Через несколько дней тебя отправили в Ульм к дружкам Бука, чтобы и им доставить удовольствие потешиться над тобой. Начальника ульмской земельной тюрьмы ты однажды в ландтаге резко критиковал за плохое обращение с заключенными. Кроме того, во время первой мировой войны этот человек рассматривался Францией как военный преступник, обвиняемый в издевательствах над военнопленными. Теперь тебя отправили к этому человеку. Что происходило там с тобой, в лагере не знали. Но когда тебя привезли из Ульма, ты выглядел так, что все ужаснулись. Потом тебя бросили в темный карцер. Это была вырытая в земле яма, перекрытая сверху толстыми брусьями так, что они находились на небольшом расстоянии друг от друга. Для штурмовиков любимым развлечением было пролетать на мотоцикле на полном ходу по этим брусьям, и тогда мокрые комья грязи летели тебе прямо в лицо. Сверху тебя поливало дождем, ты замерзал от холода. Рискуя жизнью, товарищи подбрасывали хлебные корки в твою страшную яму. Мой дорогой, мой любимый, бедный ты мой!
Петер удивляется, что у меня не подкашиваются ноги, когда я слушаю все это. Что после этого я еще в состоянии как-то держаться. Что очень спокойно и разумно рассуждаю о возможностях какого-то протеста или ходатайства в Берлине. Я и сама удивляюсь. Очевидно, способность сердца ощущать боль тоже имеет свои границы. То, что за пределами этих границ, уже не воспринимается.
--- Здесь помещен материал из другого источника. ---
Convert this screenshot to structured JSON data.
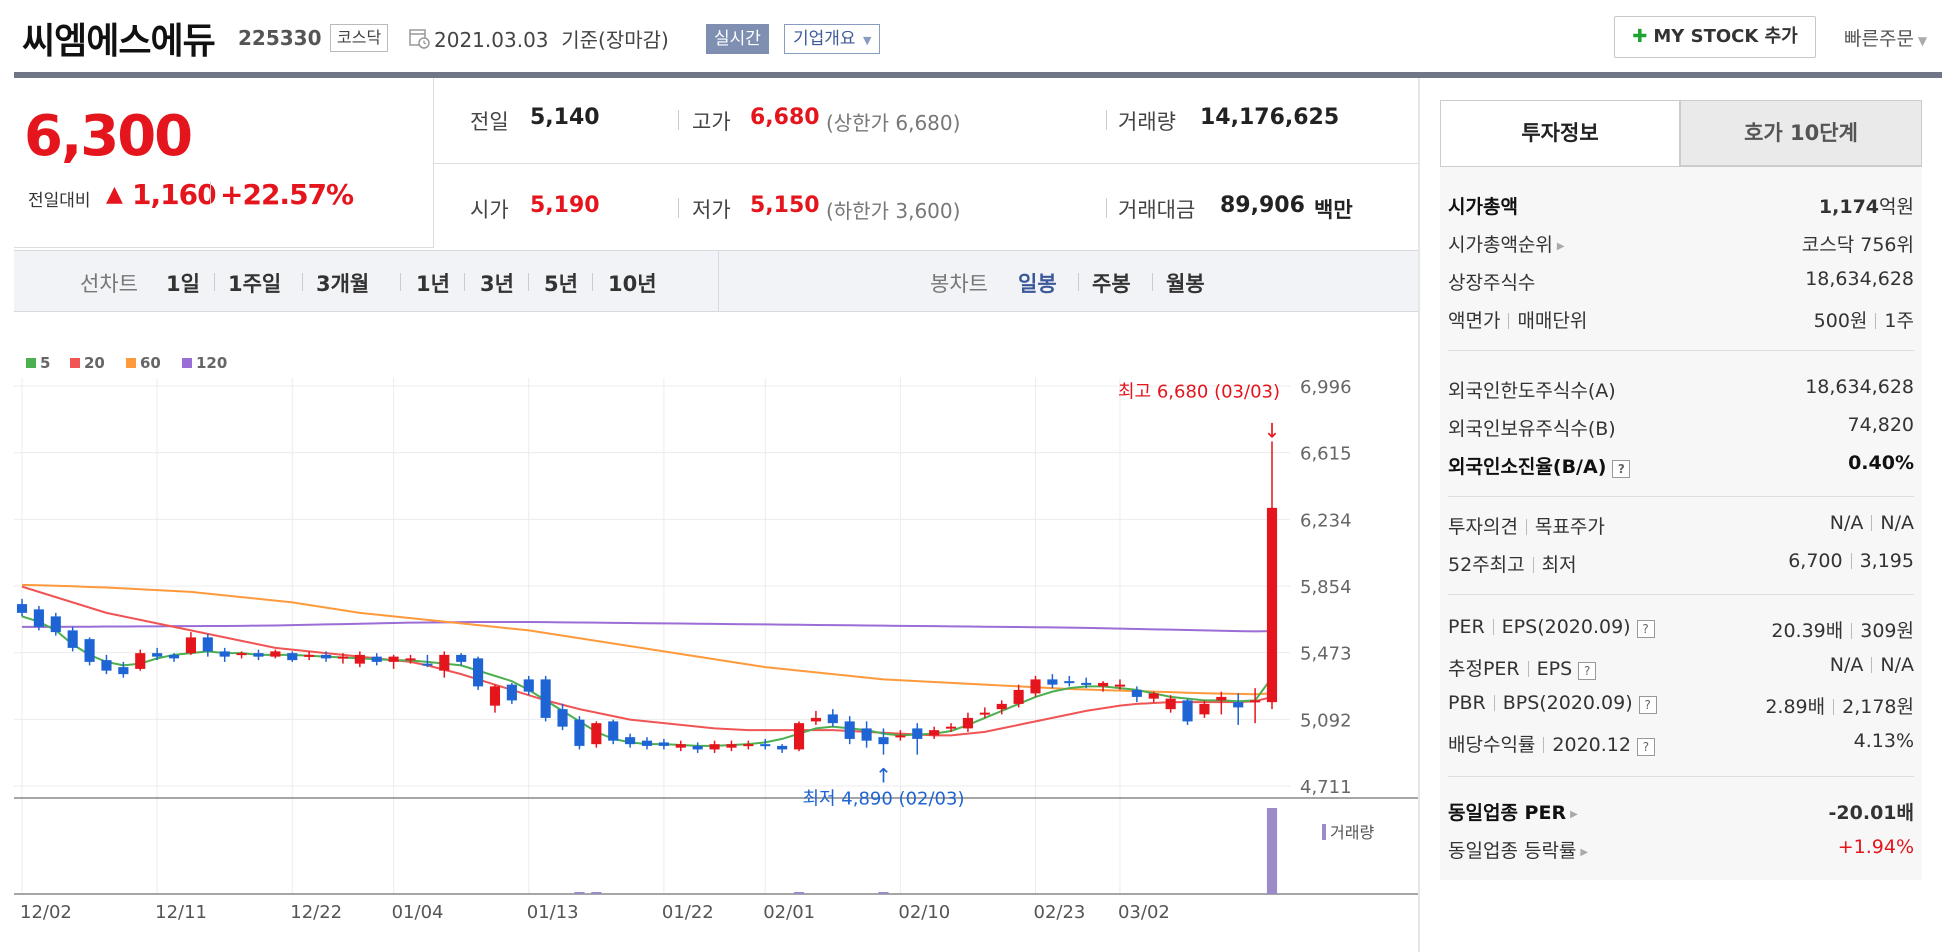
{
  "header": {
    "company_name": "씨엠에스에듀",
    "stock_code": "225330",
    "market": "코스닥",
    "base_date": "2021.03.03  기준(장마감)",
    "realtime_label": "실시간",
    "company_info_label": "기업개요",
    "mystock_label": "MY STOCK 추가",
    "quick_order_label": "빠른주문"
  },
  "price": {
    "current": "6,300",
    "change_label": "전일대비",
    "change_value": "1,160",
    "change_rate": "+22.57%",
    "direction": "up",
    "up_color": "#e4151d"
  },
  "stats": {
    "prev_close_label": "전일",
    "prev_close": "5,140",
    "high_label": "고가",
    "high": "6,680",
    "upper_limit": "(상한가 6,680)",
    "volume_label": "거래량",
    "volume": "14,176,625",
    "open_label": "시가",
    "open": "5,190",
    "low_label": "저가",
    "low": "5,150",
    "lower_limit": "(하한가 3,600)",
    "amount_label": "거래대금",
    "amount": "89,906",
    "amount_unit": "백만"
  },
  "period_bar": {
    "line_chart_label": "선차트",
    "line_periods": [
      "1일",
      "1주일",
      "3개월",
      "1년",
      "3년",
      "5년",
      "10년"
    ],
    "candle_chart_label": "봉차트",
    "candle_periods": [
      "일봉",
      "주봉",
      "월봉"
    ],
    "active_candle": "일봉"
  },
  "chart_data": {
    "type": "candlestick",
    "legend": [
      {
        "name": "5",
        "color": "#4caf50"
      },
      {
        "name": "20",
        "color": "#f05454"
      },
      {
        "name": "60",
        "color": "#ff9a3c"
      },
      {
        "name": "120",
        "color": "#9b6dd6"
      }
    ],
    "y_ticks": [
      "6,996",
      "6,615",
      "6,234",
      "5,854",
      "5,473",
      "5,092",
      "4,711"
    ],
    "ylim": [
      4711,
      6996
    ],
    "x_ticks": [
      "12/02",
      "12/11",
      "12/22",
      "01/04",
      "01/13",
      "01/22",
      "02/01",
      "02/10",
      "02/23",
      "03/02"
    ],
    "high_annotation": "최고 6,680 (03/03)",
    "low_annotation": "최저 4,890 (02/03)",
    "volume_label": "거래량",
    "up_color": "#e4151d",
    "down_color": "#1e64d4",
    "candles": [
      [
        5750,
        5780,
        5700,
        5680
      ],
      [
        5720,
        5740,
        5620,
        5600
      ],
      [
        5680,
        5700,
        5590,
        5570
      ],
      [
        5600,
        5620,
        5500,
        5480
      ],
      [
        5550,
        5560,
        5420,
        5400
      ],
      [
        5430,
        5460,
        5370,
        5350
      ],
      [
        5390,
        5420,
        5350,
        5330
      ],
      [
        5380,
        5490,
        5470,
        5370
      ],
      [
        5470,
        5500,
        5450,
        5430
      ],
      [
        5460,
        5470,
        5440,
        5420
      ],
      [
        5470,
        5590,
        5560,
        5460
      ],
      [
        5560,
        5580,
        5480,
        5450
      ],
      [
        5480,
        5500,
        5450,
        5420
      ],
      [
        5460,
        5480,
        5470,
        5440
      ],
      [
        5470,
        5490,
        5450,
        5430
      ],
      [
        5450,
        5490,
        5480,
        5440
      ],
      [
        5470,
        5480,
        5430,
        5420
      ],
      [
        5450,
        5480,
        5460,
        5430
      ],
      [
        5460,
        5480,
        5440,
        5420
      ],
      [
        5440,
        5470,
        5450,
        5410
      ],
      [
        5410,
        5480,
        5460,
        5390
      ],
      [
        5450,
        5470,
        5420,
        5400
      ],
      [
        5420,
        5460,
        5450,
        5380
      ],
      [
        5440,
        5460,
        5440,
        5410
      ],
      [
        5410,
        5460,
        5400,
        5390
      ],
      [
        5370,
        5480,
        5460,
        5330
      ],
      [
        5460,
        5470,
        5420,
        5400
      ],
      [
        5440,
        5450,
        5280,
        5260
      ],
      [
        5170,
        5290,
        5280,
        5130
      ],
      [
        5290,
        5300,
        5200,
        5180
      ],
      [
        5320,
        5340,
        5250,
        5230
      ],
      [
        5320,
        5340,
        5100,
        5080
      ],
      [
        5150,
        5180,
        5050,
        5030
      ],
      [
        5090,
        5110,
        4940,
        4920
      ],
      [
        4950,
        5080,
        5070,
        4930
      ],
      [
        5080,
        5090,
        4970,
        4950
      ],
      [
        4990,
        5010,
        4950,
        4930
      ],
      [
        4970,
        4990,
        4940,
        4920
      ],
      [
        4960,
        4980,
        4940,
        4920
      ],
      [
        4930,
        4970,
        4950,
        4910
      ],
      [
        4940,
        4960,
        4920,
        4900
      ],
      [
        4920,
        4970,
        4950,
        4900
      ],
      [
        4930,
        4970,
        4950,
        4910
      ],
      [
        4940,
        4970,
        4950,
        4920
      ],
      [
        4950,
        4980,
        4940,
        4920
      ],
      [
        4940,
        4950,
        4920,
        4900
      ],
      [
        4920,
        5080,
        5070,
        4910
      ],
      [
        5080,
        5140,
        5100,
        5060
      ],
      [
        5120,
        5150,
        5070,
        5050
      ],
      [
        5080,
        5110,
        4980,
        4950
      ],
      [
        5040,
        5080,
        4970,
        4930
      ],
      [
        4990,
        5040,
        4950,
        4890
      ],
      [
        4990,
        5030,
        5000,
        4970
      ],
      [
        5040,
        5070,
        4980,
        4890
      ],
      [
        5000,
        5050,
        5030,
        4980
      ],
      [
        5040,
        5070,
        5050,
        5020
      ],
      [
        5040,
        5130,
        5100,
        5020
      ],
      [
        5120,
        5160,
        5130,
        5100
      ],
      [
        5150,
        5200,
        5180,
        5120
      ],
      [
        5180,
        5290,
        5260,
        5160
      ],
      [
        5240,
        5340,
        5320,
        5220
      ],
      [
        5320,
        5350,
        5290,
        5270
      ],
      [
        5310,
        5340,
        5300,
        5280
      ],
      [
        5300,
        5330,
        5290,
        5270
      ],
      [
        5280,
        5310,
        5300,
        5250
      ],
      [
        5280,
        5320,
        5290,
        5260
      ],
      [
        5260,
        5280,
        5220,
        5190
      ],
      [
        5210,
        5250,
        5240,
        5190
      ],
      [
        5150,
        5230,
        5210,
        5130
      ],
      [
        5200,
        5210,
        5080,
        5060
      ],
      [
        5120,
        5200,
        5180,
        5100
      ],
      [
        5200,
        5250,
        5220,
        5120
      ],
      [
        5190,
        5240,
        5160,
        5060
      ],
      [
        5190,
        5270,
        5200,
        5070
      ],
      [
        5190,
        6680,
        6300,
        5150
      ]
    ],
    "ma5": [
      5680,
      5650,
      5600,
      5520,
      5460,
      5420,
      5400,
      5410,
      5440,
      5460,
      5470,
      5480,
      5470,
      5470,
      5460,
      5460,
      5460,
      5455,
      5450,
      5445,
      5440,
      5435,
      5430,
      5428,
      5420,
      5410,
      5400,
      5370,
      5340,
      5310,
      5260,
      5200,
      5140,
      5080,
      5020,
      4980,
      4960,
      4950,
      4950,
      4945,
      4940,
      4940,
      4945,
      4950,
      4960,
      4980,
      5010,
      5040,
      5050,
      5040,
      5030,
      5010,
      5000,
      5005,
      5010,
      5025,
      5060,
      5100,
      5140,
      5180,
      5220,
      5250,
      5270,
      5280,
      5280,
      5270,
      5260,
      5240,
      5220,
      5210,
      5200,
      5200,
      5195,
      5200,
      5330
    ],
    "ma20": [
      5850,
      5820,
      5790,
      5760,
      5730,
      5700,
      5680,
      5660,
      5640,
      5620,
      5600,
      5580,
      5560,
      5540,
      5520,
      5500,
      5490,
      5480,
      5470,
      5460,
      5450,
      5440,
      5430,
      5420,
      5400,
      5375,
      5350,
      5320,
      5290,
      5260,
      5230,
      5200,
      5175,
      5150,
      5130,
      5110,
      5090,
      5080,
      5070,
      5060,
      5050,
      5040,
      5035,
      5030,
      5030,
      5030,
      5030,
      5030,
      5030,
      5025,
      5020,
      5015,
      5010,
      5005,
      5000,
      5000,
      5010,
      5020,
      5040,
      5060,
      5080,
      5100,
      5120,
      5140,
      5155,
      5170,
      5180,
      5185,
      5190,
      5190,
      5190,
      5190,
      5190,
      5195,
      5220
    ],
    "ma60": [
      5860,
      5858,
      5855,
      5852,
      5848,
      5845,
      5840,
      5835,
      5830,
      5825,
      5820,
      5810,
      5800,
      5790,
      5780,
      5770,
      5760,
      5745,
      5730,
      5715,
      5700,
      5690,
      5680,
      5670,
      5660,
      5650,
      5640,
      5630,
      5620,
      5610,
      5600,
      5585,
      5570,
      5555,
      5540,
      5525,
      5510,
      5495,
      5480,
      5465,
      5450,
      5435,
      5420,
      5405,
      5390,
      5380,
      5370,
      5360,
      5350,
      5340,
      5330,
      5320,
      5315,
      5310,
      5305,
      5300,
      5295,
      5290,
      5285,
      5280,
      5275,
      5270,
      5265,
      5262,
      5259,
      5256,
      5253,
      5250,
      5247,
      5244,
      5241,
      5239,
      5237,
      5235,
      5240
    ],
    "ma120": [
      5620,
      5620,
      5620,
      5621,
      5621,
      5622,
      5622,
      5623,
      5623,
      5624,
      5624,
      5625,
      5625,
      5626,
      5627,
      5628,
      5630,
      5632,
      5634,
      5636,
      5638,
      5640,
      5642,
      5644,
      5645,
      5646,
      5647,
      5648,
      5648,
      5648,
      5648,
      5647,
      5646,
      5645,
      5644,
      5643,
      5642,
      5641,
      5640,
      5639,
      5638,
      5637,
      5636,
      5635,
      5634,
      5633,
      5632,
      5631,
      5630,
      5629,
      5628,
      5627,
      5626,
      5625,
      5624,
      5623,
      5622,
      5621,
      5620,
      5619,
      5618,
      5617,
      5616,
      5614,
      5612,
      5610,
      5608,
      5606,
      5604,
      5602,
      5600,
      5598,
      5596,
      5594,
      5596
    ],
    "volume": [
      0,
      0,
      0,
      0,
      0,
      0,
      0,
      0,
      0,
      0,
      0,
      0,
      0,
      0,
      0,
      0,
      0,
      0,
      0,
      0,
      0,
      0,
      0,
      0,
      0,
      0,
      0,
      0,
      0,
      0,
      0,
      0,
      0,
      0.02,
      0.02,
      0,
      0,
      0,
      0,
      0,
      0,
      0,
      0,
      0,
      0,
      0,
      0.01,
      0,
      0,
      0,
      0,
      0.01,
      0,
      0,
      0,
      0,
      0,
      0,
      0,
      0,
      0,
      0,
      0,
      0,
      0,
      0,
      0,
      0,
      0,
      0,
      0,
      0,
      0,
      0,
      1.0
    ]
  },
  "panel": {
    "tab_invest": "투자정보",
    "tab_hoga": "호가 10단계",
    "rows1": [
      {
        "label": "시가총액",
        "value": "1,174",
        "unit": "억원"
      },
      {
        "label": "시가총액순위",
        "value": "코스닥 756위"
      },
      {
        "label": "상장주식수",
        "value": "18,634,628"
      },
      {
        "label": "액면가",
        "label2": "매매단위",
        "value": "500원",
        "value2": "1주"
      }
    ],
    "rows2": [
      {
        "label": "외국인한도주식수(A)",
        "value": "18,634,628"
      },
      {
        "label": "외국인보유주식수(B)",
        "value": "74,820"
      },
      {
        "label": "외국인소진율(B/A)",
        "value": "0.40%"
      }
    ],
    "rows3": [
      {
        "label": "투자의견",
        "label2": "목표주가",
        "value": "N/A",
        "value2": "N/A"
      },
      {
        "label": "52주최고",
        "label2": "최저",
        "value": "6,700",
        "value2": "3,195"
      }
    ],
    "rows4": [
      {
        "label": "PER",
        "label2": "EPS(2020.09)",
        "value": "20.39배",
        "value2": "309원"
      },
      {
        "label": "추정PER",
        "label2": "EPS",
        "value": "N/A",
        "value2": "N/A"
      },
      {
        "label": "PBR",
        "label2": "BPS(2020.09)",
        "value": "2.89배",
        "value2": "2,178원"
      },
      {
        "label": "배당수익률",
        "label2": "2020.12",
        "value": "4.13%"
      }
    ],
    "rows5": [
      {
        "label": "동일업종 PER",
        "value": "-20.01",
        "unit": "배"
      },
      {
        "label": "동일업종 등락률",
        "value": "+1.94%"
      }
    ],
    "help_icon_glyph": "?"
  }
}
В ту же ночь я еду в Берлин.
Берлин я не знаю, и мне надо как-то сориентироваться. Это город-монстр. У него уродливо большая голова рахитика, которая, злобно ухмыляясь, замышляет недоброе. Еще никогда в жизни я не была так одинока и покинута богом, какой оказалась здесь, среди четырех миллионов. Для номера в гостинице моих денег не хватает. Поэтому живу у Альбертов. Знаю, что ты скажешь. Но куда же мне деться?
Некогда Альберты были товарищами по партии. Теперь, хорошо настроенные, хорошо одетые и хорошо упитанные, они твердо стоят на почве реальности. Что касается убеждений, он — полное ничтожество и беспринципный негодяй, однако на начищенной до блеска табличке на входной двери это не значится. Там написано — редактор. Газете нужен мошенник, владеющий орфографией и лишенный совести. Они не оспаривают того, что предали рабочих и не отрицают, что игра стоила свеч. Раньше это были представители презираемого буржуазией низшего слоя общества, теперь у них прекрасная четырехкомнатная, отлично обставленная, комфортабельная квартира. И, как положено, портрет Гитлера над письменным столом. Здесь, конечно, куда уютнее, нежели в твоем темном карцере в Куберге.
При встрече со мной они не ощущают угрызений совести, они лишь удивлены. Они мнят себя умными и несравненно более дальновидными, ибо вовремя перестроились. Их готовность помочь носит характер покровительства и явно показная. Возможно, они действительно рады моему посещению, так как мой жалкий вид служит прекрасным фоном, на котором еще более контрастно выделяется их сияющее счастье. Им неведома нужда, у них текущий счет в банке. Они не знают, что такое отчаяние, напротив, они довольны и радостны, ничем не обременены. Жизнь, говорят они, — это игра, в процессе которой друг друга надувают, дразнят, обхаживают, а потом бьют козырем. Они знают правила игры. Знают, что такое жизнь. Только одного не знают: нас! Дети, говорят они, подтрунивая, ну как же можно быть такими глупыми. Такими глупыми. И для кого?
У них я живу. Живу? Сплю! Целыми днями в бегах. Жду. Жду в скучных, скудно обставленных канцеляриях, пышных приемных, в коридорах, устланных красными дорожками. До сих пор прихожу в бешенство при виде красной кокосовой дорожки. Это все с той поры. Так жду три дня, изнуренная, измотанная, голодная, нервничающая, падающая духом, полная трепетной надежды. Пока в одном из министерств меня наконец выслушивают, рассеянно делают какие-то заметки и обещают дело расследовать. Большего добиться не могу. Помогло ли это тому, что через несколько недель тебя из Куберга переводят в концентрационный лагерь Дахау, сказать не могу. Возможно.
Из Дахау от тебя поступают письма. Правда, мало и редко. Но, по крайней мере, знаю, что ты жив. Это уже много. Постепенно мы учимся намеками и между строк передавать сведения, ускользающие от внимания цензоров. Часто, однако, в конверте остается всего несколько строк, весь остальной текст вымаран.